Well, I guess this is a sign of the times, but it still amazes me we’re having these kinds of discussions these days. We’ve all gotten used to the fact that our entire bodies are scanned and revealed naked to TSA officials in those airport body scanners. When the carpets match the drapes, it doesn’t spark an alarm. But when there’s an end table behind the drapes… well, that’s a different story.
I never realized full body scanners are stuck in the Stone Age “sexual binary” where TSA agents push a pink or blue button when someone enters the scanner to take into account the anatomical differences between males and females.
But that’s SO old fashioned, because now we must accommodate the tiny percentage of the human population, which is somewhere betwixt and between.
As NBC News reports, “a transgender woman says she was delayed by TSA workers at Orlando International Airport who thought her body parts didn’t match her gender identity.
Shadi Petosky, a writer and producer, tweeted about the ordeal over her anatomical “anomaly” as it happened, saying she missed her American Airlines flight on Monday due to the incident.
“I stepped into the full body scanner, the TSA agent looked at me and pressed the F button,” Petosky said in an interview with NBC News via text message. “The scanner picked up an ‘anomaly’ in my crotch area.”

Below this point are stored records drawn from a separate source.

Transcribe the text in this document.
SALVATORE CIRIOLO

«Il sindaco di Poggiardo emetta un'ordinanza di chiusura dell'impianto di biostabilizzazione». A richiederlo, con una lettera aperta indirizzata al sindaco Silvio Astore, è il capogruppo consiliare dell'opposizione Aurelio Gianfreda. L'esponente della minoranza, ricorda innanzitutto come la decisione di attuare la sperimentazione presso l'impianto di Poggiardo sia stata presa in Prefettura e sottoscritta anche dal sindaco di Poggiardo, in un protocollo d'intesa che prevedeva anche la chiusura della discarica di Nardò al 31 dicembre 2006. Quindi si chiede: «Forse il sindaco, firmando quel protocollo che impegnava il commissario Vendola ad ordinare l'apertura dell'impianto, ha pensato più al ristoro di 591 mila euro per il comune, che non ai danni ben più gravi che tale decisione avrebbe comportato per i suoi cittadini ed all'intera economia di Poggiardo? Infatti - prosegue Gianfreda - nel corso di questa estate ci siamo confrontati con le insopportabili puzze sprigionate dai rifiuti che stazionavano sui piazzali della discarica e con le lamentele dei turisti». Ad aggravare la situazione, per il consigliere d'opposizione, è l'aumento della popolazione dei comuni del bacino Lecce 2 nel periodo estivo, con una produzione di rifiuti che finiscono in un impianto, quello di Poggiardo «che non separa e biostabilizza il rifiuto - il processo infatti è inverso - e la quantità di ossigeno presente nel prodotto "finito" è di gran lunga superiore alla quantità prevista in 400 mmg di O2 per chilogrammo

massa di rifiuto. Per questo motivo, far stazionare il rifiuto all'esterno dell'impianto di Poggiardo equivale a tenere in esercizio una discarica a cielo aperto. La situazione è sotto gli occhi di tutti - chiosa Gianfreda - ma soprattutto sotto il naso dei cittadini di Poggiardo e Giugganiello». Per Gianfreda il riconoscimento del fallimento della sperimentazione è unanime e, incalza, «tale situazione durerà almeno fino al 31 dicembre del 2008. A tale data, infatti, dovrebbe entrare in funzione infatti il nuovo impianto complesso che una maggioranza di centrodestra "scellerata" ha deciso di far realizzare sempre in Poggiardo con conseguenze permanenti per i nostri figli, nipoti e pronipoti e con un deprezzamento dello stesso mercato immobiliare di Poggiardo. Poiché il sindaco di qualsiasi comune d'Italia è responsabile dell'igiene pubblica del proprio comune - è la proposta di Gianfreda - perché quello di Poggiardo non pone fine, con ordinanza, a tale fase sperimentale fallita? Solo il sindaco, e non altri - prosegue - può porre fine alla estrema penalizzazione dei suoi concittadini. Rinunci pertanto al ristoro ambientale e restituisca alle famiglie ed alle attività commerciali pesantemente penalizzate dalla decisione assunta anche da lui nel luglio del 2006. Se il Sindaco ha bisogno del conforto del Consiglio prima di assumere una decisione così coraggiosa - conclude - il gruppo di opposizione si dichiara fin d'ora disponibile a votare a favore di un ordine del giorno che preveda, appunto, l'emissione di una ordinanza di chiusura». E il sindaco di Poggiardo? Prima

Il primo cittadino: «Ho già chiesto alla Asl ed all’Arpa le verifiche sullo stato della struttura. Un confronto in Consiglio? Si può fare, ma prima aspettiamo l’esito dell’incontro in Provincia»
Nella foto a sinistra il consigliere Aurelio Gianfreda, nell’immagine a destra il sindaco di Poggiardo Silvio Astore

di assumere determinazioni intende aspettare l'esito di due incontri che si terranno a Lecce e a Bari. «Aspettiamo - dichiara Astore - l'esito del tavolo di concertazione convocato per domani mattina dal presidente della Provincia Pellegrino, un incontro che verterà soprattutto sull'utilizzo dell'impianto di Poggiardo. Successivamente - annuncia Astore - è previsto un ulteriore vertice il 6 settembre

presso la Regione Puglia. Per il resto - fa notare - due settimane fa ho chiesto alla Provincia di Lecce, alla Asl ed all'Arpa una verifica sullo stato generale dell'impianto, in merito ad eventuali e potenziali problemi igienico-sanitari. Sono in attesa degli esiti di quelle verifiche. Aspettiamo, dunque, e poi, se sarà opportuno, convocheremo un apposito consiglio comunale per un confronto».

“I said, ‘I’m transgender. That’s my penis,'” Petosky recalled. “The TSA officer then said something like, ‘If you are a man, then go back in the machine and we’ll run you as a man.'”
Well, I’m sure this will spark some further training on the part of that TSA agent, but to be honest I’m not sure why this story is making the headlines now. After all, we’ve been inundated with accommodation for the transgender community for a while now – in the military, in public restrooms, in high school locker rooms.
Petosky may tweet “trans bodies are not anomalies, but according to a study by the leading LGBT demographer at the University of California Los Angeles School of Law’s Williams Institute, only 0.3 percent of U.S. adults are actually transgender. Do we now need to completely remodel 100 percent of all full body scanners in the United States for the 0.3 percent of American bodies who wish to remodel theirs?
“Told by the agent that she needed to be run as a man or a woman, Petosky said she replied, “I’m transgender. I am a woman, but I have an atrophied penis, trying to make it kind of not a big deal.”
According to Petosky, the TSA officer replied, “If you don’t want to be run as a man, we’ll have to search you. Are you a man or a woman?”
Then he asked her whether she wanted a male or female agent to search her body.
“I kind of froze. I have never been flagged in the groin before and didn’t want to make a female officer touch there, but didn’t want a man to do the pat down,” she said.”
Well join the club, honey. I’m not really interested in a genital pat-down at the airport either.
As a result of the incident, Petosky missed her flight and was later rebooked by American Airlines. She has posted a series of tweets about her ordeal – but I do have to ask, if it was so terribly embarrassing to be singled out for looking like an attractive woman with “an atrophied penis,” why spend several days tweeting about it?